- Amber Location within Iowa Amber Location within the United States
- Coordinates: 42°07′41″N 91°10′49″W﻿ / ﻿42.12806°N 91.18028°W
- Country: United States
- State: Iowa
- County: Jones
- Elevation: 1,027 ft (313 m)
- Time zone: UTC-6 ((CST))
- • Summer (DST): UTC-5 (CDT)
- ZIP code: 52205
- Area code: 319
- GNIS feature ID: 454164

= Amber, Iowa =

Amber is an unincorporated community in Jones County, Iowa, United States. It is located northeast of Anamosa, northwest of Center Junction, south of Monticello and north of Olin. Amber is located approximately in the center of Jones County.

==History==
What would become Amber started with the Midland railroad depot of the Chicago & North-Western Railway. The founders of Amber were the Hartmans, the Sanfords and J.C. Ramsey. Mrs. C.E. Sanford & son opened a general store and J.C. Ramsey was the agent for the Midland depot. The post office was established in 1873 with T. Hartman being the first postmaster, he was also a trustee for Wayne Township. Originally called Blue Cut, due to a wide strip of blue clay nearby, the name was changed to Amber on July 1, 1878. Amber was named after a character in a novel that a resident had read.

The population of Amber was 82 in 1940.

==Hula Hoop Tree==
Amber was the home of the Hula Hoop Tree from 2015 until it was cut down in 2020. The lifeless tree which was made so after having been set ablaze not long after the first hula hoops were hoisted upon it, was decorated with hundreds of the plastic hula hoops before it was felled. The tree had its own Facebook page, which remains up despite the tree being down.

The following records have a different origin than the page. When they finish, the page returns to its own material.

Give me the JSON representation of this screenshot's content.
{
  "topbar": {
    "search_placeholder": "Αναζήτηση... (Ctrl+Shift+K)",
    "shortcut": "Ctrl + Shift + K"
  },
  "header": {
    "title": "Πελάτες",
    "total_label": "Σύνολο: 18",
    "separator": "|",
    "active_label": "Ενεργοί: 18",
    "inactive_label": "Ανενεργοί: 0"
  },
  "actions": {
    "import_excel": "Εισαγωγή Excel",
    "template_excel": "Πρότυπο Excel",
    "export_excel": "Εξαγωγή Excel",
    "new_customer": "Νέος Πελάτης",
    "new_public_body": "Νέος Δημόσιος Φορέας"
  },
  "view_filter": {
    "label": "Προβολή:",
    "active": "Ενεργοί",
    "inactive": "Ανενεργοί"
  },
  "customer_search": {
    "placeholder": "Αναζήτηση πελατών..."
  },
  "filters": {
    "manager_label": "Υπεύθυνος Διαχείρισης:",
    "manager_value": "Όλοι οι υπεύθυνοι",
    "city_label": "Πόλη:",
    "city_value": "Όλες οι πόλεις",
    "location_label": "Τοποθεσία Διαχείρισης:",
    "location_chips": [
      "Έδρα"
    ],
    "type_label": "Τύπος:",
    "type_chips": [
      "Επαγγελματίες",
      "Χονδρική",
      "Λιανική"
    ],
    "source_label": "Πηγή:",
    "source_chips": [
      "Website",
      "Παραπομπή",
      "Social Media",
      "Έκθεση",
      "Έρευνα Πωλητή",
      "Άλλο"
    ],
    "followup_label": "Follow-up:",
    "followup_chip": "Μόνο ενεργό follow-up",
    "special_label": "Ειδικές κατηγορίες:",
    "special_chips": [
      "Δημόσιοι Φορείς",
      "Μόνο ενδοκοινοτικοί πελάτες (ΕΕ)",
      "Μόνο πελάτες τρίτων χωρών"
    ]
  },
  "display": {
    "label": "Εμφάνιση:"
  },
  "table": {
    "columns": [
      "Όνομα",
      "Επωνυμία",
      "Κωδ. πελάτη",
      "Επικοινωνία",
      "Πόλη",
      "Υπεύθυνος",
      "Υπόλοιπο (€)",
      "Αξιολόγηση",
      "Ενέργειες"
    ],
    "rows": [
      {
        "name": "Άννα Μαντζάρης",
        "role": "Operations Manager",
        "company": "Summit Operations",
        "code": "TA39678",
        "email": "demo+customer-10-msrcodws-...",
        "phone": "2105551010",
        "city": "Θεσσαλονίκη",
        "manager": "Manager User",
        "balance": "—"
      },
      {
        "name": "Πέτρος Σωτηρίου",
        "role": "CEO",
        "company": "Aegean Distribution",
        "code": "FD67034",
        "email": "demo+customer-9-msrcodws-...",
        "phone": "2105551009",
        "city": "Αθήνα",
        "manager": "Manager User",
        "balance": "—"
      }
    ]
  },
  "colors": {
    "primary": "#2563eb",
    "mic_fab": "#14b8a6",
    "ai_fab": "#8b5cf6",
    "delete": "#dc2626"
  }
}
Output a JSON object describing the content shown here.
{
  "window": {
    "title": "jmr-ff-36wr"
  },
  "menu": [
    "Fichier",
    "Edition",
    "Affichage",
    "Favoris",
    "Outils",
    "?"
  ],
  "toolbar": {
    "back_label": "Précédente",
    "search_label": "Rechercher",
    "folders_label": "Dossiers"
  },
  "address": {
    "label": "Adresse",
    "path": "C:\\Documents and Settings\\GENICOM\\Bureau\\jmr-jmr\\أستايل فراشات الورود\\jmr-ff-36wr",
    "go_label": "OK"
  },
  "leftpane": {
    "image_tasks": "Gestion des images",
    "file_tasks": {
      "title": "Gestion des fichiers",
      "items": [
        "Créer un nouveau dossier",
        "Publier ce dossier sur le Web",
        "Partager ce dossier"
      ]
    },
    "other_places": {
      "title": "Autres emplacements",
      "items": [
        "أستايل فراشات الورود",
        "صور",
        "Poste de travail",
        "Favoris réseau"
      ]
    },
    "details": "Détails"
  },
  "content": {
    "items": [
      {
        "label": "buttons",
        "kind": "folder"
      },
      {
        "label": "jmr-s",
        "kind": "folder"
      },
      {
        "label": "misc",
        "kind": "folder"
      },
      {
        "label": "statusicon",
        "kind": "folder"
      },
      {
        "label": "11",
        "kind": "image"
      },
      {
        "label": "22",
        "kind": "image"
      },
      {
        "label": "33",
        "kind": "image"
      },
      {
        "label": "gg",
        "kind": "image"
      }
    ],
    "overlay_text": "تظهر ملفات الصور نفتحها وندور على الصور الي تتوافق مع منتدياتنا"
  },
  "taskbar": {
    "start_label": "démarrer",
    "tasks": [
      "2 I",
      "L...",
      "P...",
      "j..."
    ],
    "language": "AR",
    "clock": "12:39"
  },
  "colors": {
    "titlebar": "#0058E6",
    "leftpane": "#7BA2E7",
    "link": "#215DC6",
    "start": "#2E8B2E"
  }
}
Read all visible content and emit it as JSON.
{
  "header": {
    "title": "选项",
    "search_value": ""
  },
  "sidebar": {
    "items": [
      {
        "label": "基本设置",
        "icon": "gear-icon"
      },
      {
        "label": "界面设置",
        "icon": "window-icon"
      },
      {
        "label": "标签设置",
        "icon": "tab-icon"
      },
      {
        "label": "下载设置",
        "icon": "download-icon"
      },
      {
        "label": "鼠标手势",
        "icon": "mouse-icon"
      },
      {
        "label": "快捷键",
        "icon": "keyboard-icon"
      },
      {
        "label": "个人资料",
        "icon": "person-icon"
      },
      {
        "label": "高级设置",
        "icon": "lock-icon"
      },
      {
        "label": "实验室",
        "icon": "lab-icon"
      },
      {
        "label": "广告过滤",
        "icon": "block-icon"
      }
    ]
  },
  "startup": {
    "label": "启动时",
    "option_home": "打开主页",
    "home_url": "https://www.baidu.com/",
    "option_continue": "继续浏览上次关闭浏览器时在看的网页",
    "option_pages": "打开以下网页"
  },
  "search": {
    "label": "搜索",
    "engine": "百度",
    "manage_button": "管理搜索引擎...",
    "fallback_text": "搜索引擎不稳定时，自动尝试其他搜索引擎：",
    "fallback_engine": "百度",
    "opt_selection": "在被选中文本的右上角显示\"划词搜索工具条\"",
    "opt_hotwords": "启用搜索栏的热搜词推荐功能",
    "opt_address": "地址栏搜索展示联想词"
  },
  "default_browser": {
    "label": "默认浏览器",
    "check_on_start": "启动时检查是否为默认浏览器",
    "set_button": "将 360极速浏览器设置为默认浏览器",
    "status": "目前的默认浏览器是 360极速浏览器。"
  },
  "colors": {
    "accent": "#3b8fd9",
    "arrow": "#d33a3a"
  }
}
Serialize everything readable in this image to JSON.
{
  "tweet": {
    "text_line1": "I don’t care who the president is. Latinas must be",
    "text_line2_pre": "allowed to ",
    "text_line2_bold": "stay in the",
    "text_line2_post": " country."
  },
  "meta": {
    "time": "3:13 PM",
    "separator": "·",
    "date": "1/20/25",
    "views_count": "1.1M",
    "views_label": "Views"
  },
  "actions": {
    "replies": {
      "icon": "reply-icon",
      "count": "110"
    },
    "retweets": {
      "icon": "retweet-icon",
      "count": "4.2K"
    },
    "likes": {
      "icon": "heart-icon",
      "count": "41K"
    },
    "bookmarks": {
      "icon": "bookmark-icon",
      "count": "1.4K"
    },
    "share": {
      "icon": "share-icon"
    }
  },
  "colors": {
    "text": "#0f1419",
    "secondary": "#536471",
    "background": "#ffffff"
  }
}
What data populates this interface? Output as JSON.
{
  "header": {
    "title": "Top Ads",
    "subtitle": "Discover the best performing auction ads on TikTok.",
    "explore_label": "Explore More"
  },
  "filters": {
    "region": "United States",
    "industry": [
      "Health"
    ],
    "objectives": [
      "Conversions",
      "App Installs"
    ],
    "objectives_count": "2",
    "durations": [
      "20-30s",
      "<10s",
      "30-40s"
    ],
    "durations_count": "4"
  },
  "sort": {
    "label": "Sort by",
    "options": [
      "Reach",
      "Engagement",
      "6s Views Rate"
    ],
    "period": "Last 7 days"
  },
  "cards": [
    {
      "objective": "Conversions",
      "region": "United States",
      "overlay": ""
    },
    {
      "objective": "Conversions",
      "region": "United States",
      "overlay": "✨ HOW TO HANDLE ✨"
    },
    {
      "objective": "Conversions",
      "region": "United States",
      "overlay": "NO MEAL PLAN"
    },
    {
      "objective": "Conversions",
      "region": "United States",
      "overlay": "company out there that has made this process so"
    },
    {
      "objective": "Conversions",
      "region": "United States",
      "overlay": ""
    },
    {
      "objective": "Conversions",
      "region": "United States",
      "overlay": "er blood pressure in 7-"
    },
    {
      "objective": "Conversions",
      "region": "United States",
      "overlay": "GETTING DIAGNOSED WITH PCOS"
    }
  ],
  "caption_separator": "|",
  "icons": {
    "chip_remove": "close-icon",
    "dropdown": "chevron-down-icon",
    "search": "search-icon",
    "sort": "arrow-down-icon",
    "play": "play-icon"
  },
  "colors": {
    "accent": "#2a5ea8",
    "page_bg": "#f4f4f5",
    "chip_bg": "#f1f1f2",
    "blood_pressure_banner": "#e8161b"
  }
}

Nobody knew why the first hoops came to rest upon the tree but after the initial plastic rings many more hoops made their way onto it. Because the first two hoops appeared after a 2015 storm, there remains the possibility that a guest of wind carried them up there.

== Education ==
Anamosa Community School District operates local area public schools.

== In popular culture ==
During his research for his book Culture Warlords Amber was chosen by the journalist Tal Lavin as the residence of "Ashlynn", a persona which was a honeypot for the white nationalist dating site WhiteDate. A parody of the perfect Aryan female, Lavin had simply plopped "Ashlynn" in the Midwest.